In our approach it is essential to avoid a priori selection criteria when choosing texts and submitting them to close analysis. To work within the context of translation in Franco’s Spain means proceeding from catalogues to corpus[21] and then on to textual comparison in search of censorship-induced changes and their consequences on meaning. The most outstanding characteristic of Franco’s overt official censorship was its vagueness. There was no explicit formulation of what to ban and what to tolerate, so decisions would often depend on the composition of the boards of censors and their degree of ideological conviction. As for the type of textual material most frequently censored in Spain,[22] it seems not to have been very different from the type of material occasionally censored in democratic countries. Consider for example, Lord Chamberlain’s forced authorization in the United Kingdom and the Hays Code for Pictures in the United States. Political censorship under a fascist regime seems to follow a pattern particular to its ideological underpinnings. Another type of external censorship whose influence on translation and text production is independent of the political system governing the recipient culture is economic (or market) censorship, that may take the form of government subsidies—a type of censorship particularly active in Spain from the 1960s through the 1980s and effective in promoting translation from certain languages and literatures and into the official languages of Spain (not only Castilian).

The situation is no different for self-censorship.

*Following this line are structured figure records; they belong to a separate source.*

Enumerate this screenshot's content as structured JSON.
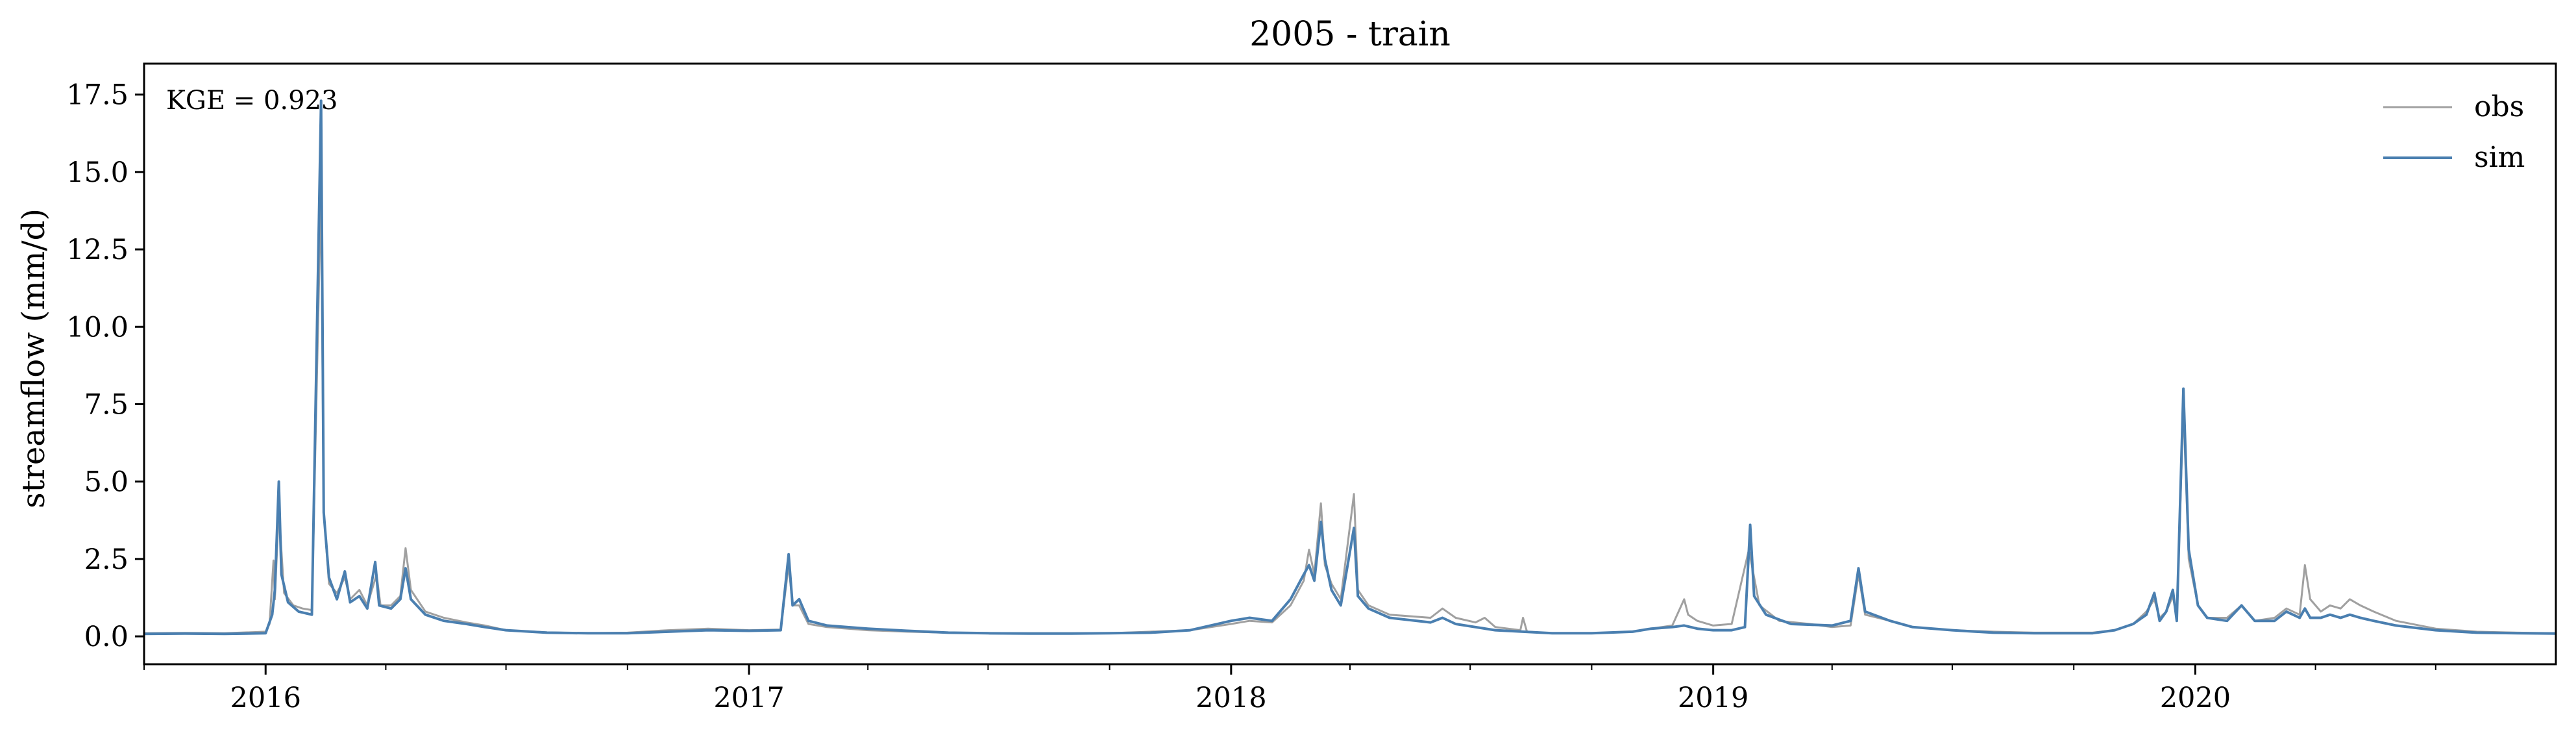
{
  "chart_data": {
    "type": "line",
    "title": "2005 - train",
    "ylabel": "streamflow (mm/d)",
    "xlabel": "",
    "xlim": [
      "2015-10-01",
      "2020-09-30"
    ],
    "ylim": [
      -0.9,
      18.5
    ],
    "yticks": [
      "0.0",
      "2.5",
      "5.0",
      "7.5",
      "10.0",
      "12.5",
      "15.0",
      "17.5"
    ],
    "xticks": [
      "2016",
      "2017",
      "2018",
      "2019",
      "2020"
    ],
    "grid": false,
    "legend": "top-right",
    "annotation": "KGE = 0.923",
    "series": [
      {
        "name": "obs",
        "color": "#a0a0a0",
        "points": [
          [
            "2015-10-01",
            0.1
          ],
          [
            "2015-11-01",
            0.11
          ],
          [
            "2015-12-01",
            0.1
          ],
          [
            "2016-01-01",
            0.15
          ],
          [
            "2016-01-04",
            0.4
          ],
          [
            "2016-01-07",
            2.45
          ],
          [
            "2016-01-08",
            1.2
          ],
          [
            "2016-01-11",
            4.1
          ],
          [
            "2016-01-15",
            1.4
          ],
          [
            "2016-01-22",
            1.0
          ],
          [
            "2016-01-29",
            0.9
          ],
          [
            "2016-02-05",
            0.85
          ],
          [
            "2016-02-12",
            14.5
          ],
          [
            "2016-02-14",
            4.0
          ],
          [
            "2016-02-18",
            1.7
          ],
          [
            "2016-02-24",
            1.4
          ],
          [
            "2016-03-01",
            1.9
          ],
          [
            "2016-03-05",
            1.2
          ],
          [
            "2016-03-12",
            1.5
          ],
          [
            "2016-03-18",
            1.0
          ],
          [
            "2016-03-25",
            2.0
          ],
          [
            "2016-03-28",
            1.0
          ],
          [
            "2016-04-05",
            1.0
          ],
          [
            "2016-04-12",
            1.3
          ],
          [
            "2016-04-16",
            2.85
          ],
          [
            "2016-04-20",
            1.5
          ],
          [
            "2016-05-01",
            0.8
          ],
          [
            "2016-05-15",
            0.6
          ],
          [
            "2016-06-01",
            0.45
          ],
          [
            "2016-06-15",
            0.35
          ],
          [
            "2016-07-01",
            0.2
          ],
          [
            "2016-08-01",
            0.13
          ],
          [
            "2016-09-01",
            0.1
          ],
          [
            "2016-10-01",
            0.12
          ],
          [
            "2016-11-01",
            0.2
          ],
          [
            "2016-12-01",
            0.25
          ],
          [
            "2017-01-01",
            0.2
          ],
          [
            "2017-01-25",
            0.22
          ],
          [
            "2017-01-31",
            2.3
          ],
          [
            "2017-02-03",
            1.0
          ],
          [
            "2017-02-08",
            1.0
          ],
          [
            "2017-02-15",
            0.4
          ],
          [
            "2017-03-01",
            0.3
          ],
          [
            "2017-04-01",
            0.2
          ],
          [
            "2017-05-01",
            0.15
          ],
          [
            "2017-06-01",
            0.12
          ],
          [
            "2017-07-01",
            0.1
          ],
          [
            "2017-08-01",
            0.1
          ],
          [
            "2017-09-01",
            0.1
          ],
          [
            "2017-10-01",
            0.1
          ],
          [
            "2017-11-01",
            0.15
          ],
          [
            "2017-12-01",
            0.2
          ],
          [
            "2018-01-01",
            0.4
          ],
          [
            "2018-01-15",
            0.5
          ],
          [
            "2018-02-01",
            0.45
          ],
          [
            "2018-02-15",
            1.0
          ],
          [
            "2018-02-25",
            1.8
          ],
          [
            "2018-03-01",
            2.8
          ],
          [
            "2018-03-05",
            2.0
          ],
          [
            "2018-03-10",
            4.3
          ],
          [
            "2018-03-13",
            2.3
          ],
          [
            "2018-03-18",
            1.7
          ],
          [
            "2018-03-25",
            1.2
          ],
          [
            "2018-04-04",
            4.6
          ],
          [
            "2018-04-07",
            1.5
          ],
          [
            "2018-04-15",
            1.0
          ],
          [
            "2018-05-01",
            0.7
          ],
          [
            "2018-06-01",
            0.6
          ],
          [
            "2018-06-10",
            0.9
          ],
          [
            "2018-06-20",
            0.6
          ],
          [
            "2018-07-05",
            0.45
          ],
          [
            "2018-07-12",
            0.6
          ],
          [
            "2018-07-20",
            0.3
          ],
          [
            "2018-08-08",
            0.2
          ],
          [
            "2018-08-10",
            0.6
          ],
          [
            "2018-08-13",
            0.15
          ],
          [
            "2018-09-01",
            0.1
          ],
          [
            "2018-10-01",
            0.1
          ],
          [
            "2018-11-01",
            0.15
          ],
          [
            "2018-11-15",
            0.25
          ],
          [
            "2018-12-01",
            0.35
          ],
          [
            "2018-12-10",
            1.2
          ],
          [
            "2018-12-13",
            0.7
          ],
          [
            "2018-12-20",
            0.5
          ],
          [
            "2019-01-01",
            0.35
          ],
          [
            "2019-01-15",
            0.4
          ],
          [
            "2019-01-28",
            2.8
          ],
          [
            "2019-02-05",
            1.0
          ],
          [
            "2019-02-20",
            0.5
          ],
          [
            "2019-03-15",
            0.4
          ],
          [
            "2019-04-01",
            0.3
          ],
          [
            "2019-04-15",
            0.35
          ],
          [
            "2019-04-21",
            2.0
          ],
          [
            "2019-04-26",
            0.7
          ],
          [
            "2019-05-15",
            0.5
          ],
          [
            "2019-06-01",
            0.3
          ],
          [
            "2019-07-01",
            0.2
          ],
          [
            "2019-08-01",
            0.15
          ],
          [
            "2019-09-01",
            0.12
          ],
          [
            "2019-10-01",
            0.12
          ],
          [
            "2019-10-15",
            0.12
          ],
          [
            "2019-11-01",
            0.2
          ],
          [
            "2019-11-15",
            0.4
          ],
          [
            "2019-11-25",
            0.8
          ],
          [
            "2019-12-01",
            1.2
          ],
          [
            "2019-12-05",
            0.6
          ],
          [
            "2019-12-10",
            0.8
          ],
          [
            "2019-12-15",
            1.3
          ],
          [
            "2019-12-18",
            0.6
          ],
          [
            "2019-12-23",
            7.4
          ],
          [
            "2019-12-27",
            2.5
          ],
          [
            "2020-01-03",
            1.0
          ],
          [
            "2020-01-10",
            0.6
          ],
          [
            "2020-01-25",
            0.6
          ],
          [
            "2020-02-05",
            1.0
          ],
          [
            "2020-02-15",
            0.5
          ],
          [
            "2020-03-01",
            0.6
          ],
          [
            "2020-03-10",
            0.9
          ],
          [
            "2020-03-20",
            0.7
          ],
          [
            "2020-03-24",
            2.3
          ],
          [
            "2020-03-28",
            1.2
          ],
          [
            "2020-04-05",
            0.8
          ],
          [
            "2020-04-12",
            1.0
          ],
          [
            "2020-04-20",
            0.9
          ],
          [
            "2020-04-27",
            1.2
          ],
          [
            "2020-05-05",
            1.0
          ],
          [
            "2020-05-15",
            0.8
          ],
          [
            "2020-06-01",
            0.5
          ],
          [
            "2020-07-01",
            0.25
          ],
          [
            "2020-08-01",
            0.15
          ],
          [
            "2020-09-01",
            0.12
          ],
          [
            "2020-09-30",
            0.1
          ]
        ]
      },
      {
        "name": "sim",
        "color": "#4a7fb0",
        "points": [
          [
            "2015-10-01",
            0.08
          ],
          [
            "2015-11-01",
            0.09
          ],
          [
            "2015-12-01",
            0.08
          ],
          [
            "2016-01-01",
            0.1
          ],
          [
            "2016-01-06",
            0.7
          ],
          [
            "2016-01-08",
            1.5
          ],
          [
            "2016-01-11",
            5.0
          ],
          [
            "2016-01-13",
            2.0
          ],
          [
            "2016-01-18",
            1.1
          ],
          [
            "2016-01-26",
            0.8
          ],
          [
            "2016-02-05",
            0.7
          ],
          [
            "2016-02-12",
            17.3
          ],
          [
            "2016-02-14",
            4.0
          ],
          [
            "2016-02-18",
            1.9
          ],
          [
            "2016-02-24",
            1.2
          ],
          [
            "2016-03-01",
            2.1
          ],
          [
            "2016-03-05",
            1.1
          ],
          [
            "2016-03-12",
            1.3
          ],
          [
            "2016-03-18",
            0.9
          ],
          [
            "2016-03-24",
            2.4
          ],
          [
            "2016-03-27",
            1.0
          ],
          [
            "2016-04-05",
            0.9
          ],
          [
            "2016-04-12",
            1.2
          ],
          [
            "2016-04-16",
            2.2
          ],
          [
            "2016-04-20",
            1.2
          ],
          [
            "2016-05-01",
            0.7
          ],
          [
            "2016-05-15",
            0.5
          ],
          [
            "2016-06-01",
            0.4
          ],
          [
            "2016-06-15",
            0.3
          ],
          [
            "2016-07-01",
            0.2
          ],
          [
            "2016-08-01",
            0.12
          ],
          [
            "2016-09-01",
            0.1
          ],
          [
            "2016-10-01",
            0.1
          ],
          [
            "2016-11-01",
            0.15
          ],
          [
            "2016-12-01",
            0.2
          ],
          [
            "2017-01-01",
            0.18
          ],
          [
            "2017-01-25",
            0.2
          ],
          [
            "2017-01-31",
            2.65
          ],
          [
            "2017-02-03",
            1.0
          ],
          [
            "2017-02-08",
            1.2
          ],
          [
            "2017-02-15",
            0.5
          ],
          [
            "2017-03-01",
            0.35
          ],
          [
            "2017-04-01",
            0.25
          ],
          [
            "2017-05-01",
            0.18
          ],
          [
            "2017-06-01",
            0.12
          ],
          [
            "2017-07-01",
            0.1
          ],
          [
            "2017-08-01",
            0.09
          ],
          [
            "2017-09-01",
            0.09
          ],
          [
            "2017-10-01",
            0.1
          ],
          [
            "2017-11-01",
            0.12
          ],
          [
            "2017-12-01",
            0.2
          ],
          [
            "2018-01-01",
            0.5
          ],
          [
            "2018-01-15",
            0.6
          ],
          [
            "2018-02-01",
            0.5
          ],
          [
            "2018-02-15",
            1.2
          ],
          [
            "2018-02-25",
            2.0
          ],
          [
            "2018-03-01",
            2.3
          ],
          [
            "2018-03-05",
            1.8
          ],
          [
            "2018-03-10",
            3.7
          ],
          [
            "2018-03-13",
            2.5
          ],
          [
            "2018-03-18",
            1.5
          ],
          [
            "2018-03-25",
            1.0
          ],
          [
            "2018-04-04",
            3.5
          ],
          [
            "2018-04-07",
            1.3
          ],
          [
            "2018-04-15",
            0.9
          ],
          [
            "2018-05-01",
            0.6
          ],
          [
            "2018-06-01",
            0.45
          ],
          [
            "2018-06-10",
            0.6
          ],
          [
            "2018-06-20",
            0.4
          ],
          [
            "2018-07-05",
            0.3
          ],
          [
            "2018-07-20",
            0.2
          ],
          [
            "2018-08-10",
            0.15
          ],
          [
            "2018-09-01",
            0.1
          ],
          [
            "2018-10-01",
            0.1
          ],
          [
            "2018-11-01",
            0.15
          ],
          [
            "2018-11-15",
            0.25
          ],
          [
            "2018-12-01",
            0.3
          ],
          [
            "2018-12-10",
            0.35
          ],
          [
            "2018-12-20",
            0.25
          ],
          [
            "2019-01-01",
            0.2
          ],
          [
            "2019-01-15",
            0.2
          ],
          [
            "2019-01-25",
            0.3
          ],
          [
            "2019-01-29",
            3.6
          ],
          [
            "2019-02-01",
            1.3
          ],
          [
            "2019-02-10",
            0.7
          ],
          [
            "2019-03-01",
            0.4
          ],
          [
            "2019-04-01",
            0.35
          ],
          [
            "2019-04-15",
            0.5
          ],
          [
            "2019-04-21",
            2.2
          ],
          [
            "2019-04-26",
            0.8
          ],
          [
            "2019-05-15",
            0.5
          ],
          [
            "2019-06-01",
            0.3
          ],
          [
            "2019-07-01",
            0.2
          ],
          [
            "2019-08-01",
            0.12
          ],
          [
            "2019-09-01",
            0.1
          ],
          [
            "2019-10-01",
            0.1
          ],
          [
            "2019-10-15",
            0.1
          ],
          [
            "2019-11-01",
            0.2
          ],
          [
            "2019-11-15",
            0.4
          ],
          [
            "2019-11-25",
            0.7
          ],
          [
            "2019-12-01",
            1.4
          ],
          [
            "2019-12-05",
            0.5
          ],
          [
            "2019-12-10",
            0.8
          ],
          [
            "2019-12-15",
            1.5
          ],
          [
            "2019-12-18",
            0.5
          ],
          [
            "2019-12-23",
            8.0
          ],
          [
            "2019-12-27",
            2.8
          ],
          [
            "2020-01-03",
            1.0
          ],
          [
            "2020-01-10",
            0.6
          ],
          [
            "2020-01-25",
            0.5
          ],
          [
            "2020-02-05",
            1.0
          ],
          [
            "2020-02-15",
            0.5
          ],
          [
            "2020-03-01",
            0.5
          ],
          [
            "2020-03-10",
            0.8
          ],
          [
            "2020-03-20",
            0.6
          ],
          [
            "2020-03-24",
            0.9
          ],
          [
            "2020-03-28",
            0.6
          ],
          [
            "2020-04-05",
            0.6
          ],
          [
            "2020-04-12",
            0.7
          ],
          [
            "2020-04-20",
            0.6
          ],
          [
            "2020-04-27",
            0.7
          ],
          [
            "2020-05-05",
            0.6
          ],
          [
            "2020-05-15",
            0.5
          ],
          [
            "2020-06-01",
            0.35
          ],
          [
            "2020-07-01",
            0.2
          ],
          [
            "2020-08-01",
            0.12
          ],
          [
            "2020-09-01",
            0.1
          ],
          [
            "2020-09-30",
            0.09
          ]
        ]
      }
    ]
  }
}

What to do and what not to do is information internalized by the translator and transformed into professional norms dictating behaviour. During Franco’s time, what was specific to self-censorship was the type of restrictions or instruction-like behaviour developed by translators in order to accommodate their texts to recipient context ideological conditions to ensure the publication or the performance of their translations. And the fact that authors, translators, pseudotranslators and adapters were basically rewriters working under weighty political and bureaucratic constraints proves that they were to some extent free to change the course of culture at more than one level. This became clear as Spain slowly withdrew from Franco’s dictatorship, transforming itself into a democracy; rewriters were felt to be less necessary and became redundant,[23] the culture that hosted them becoming less rich and variegated.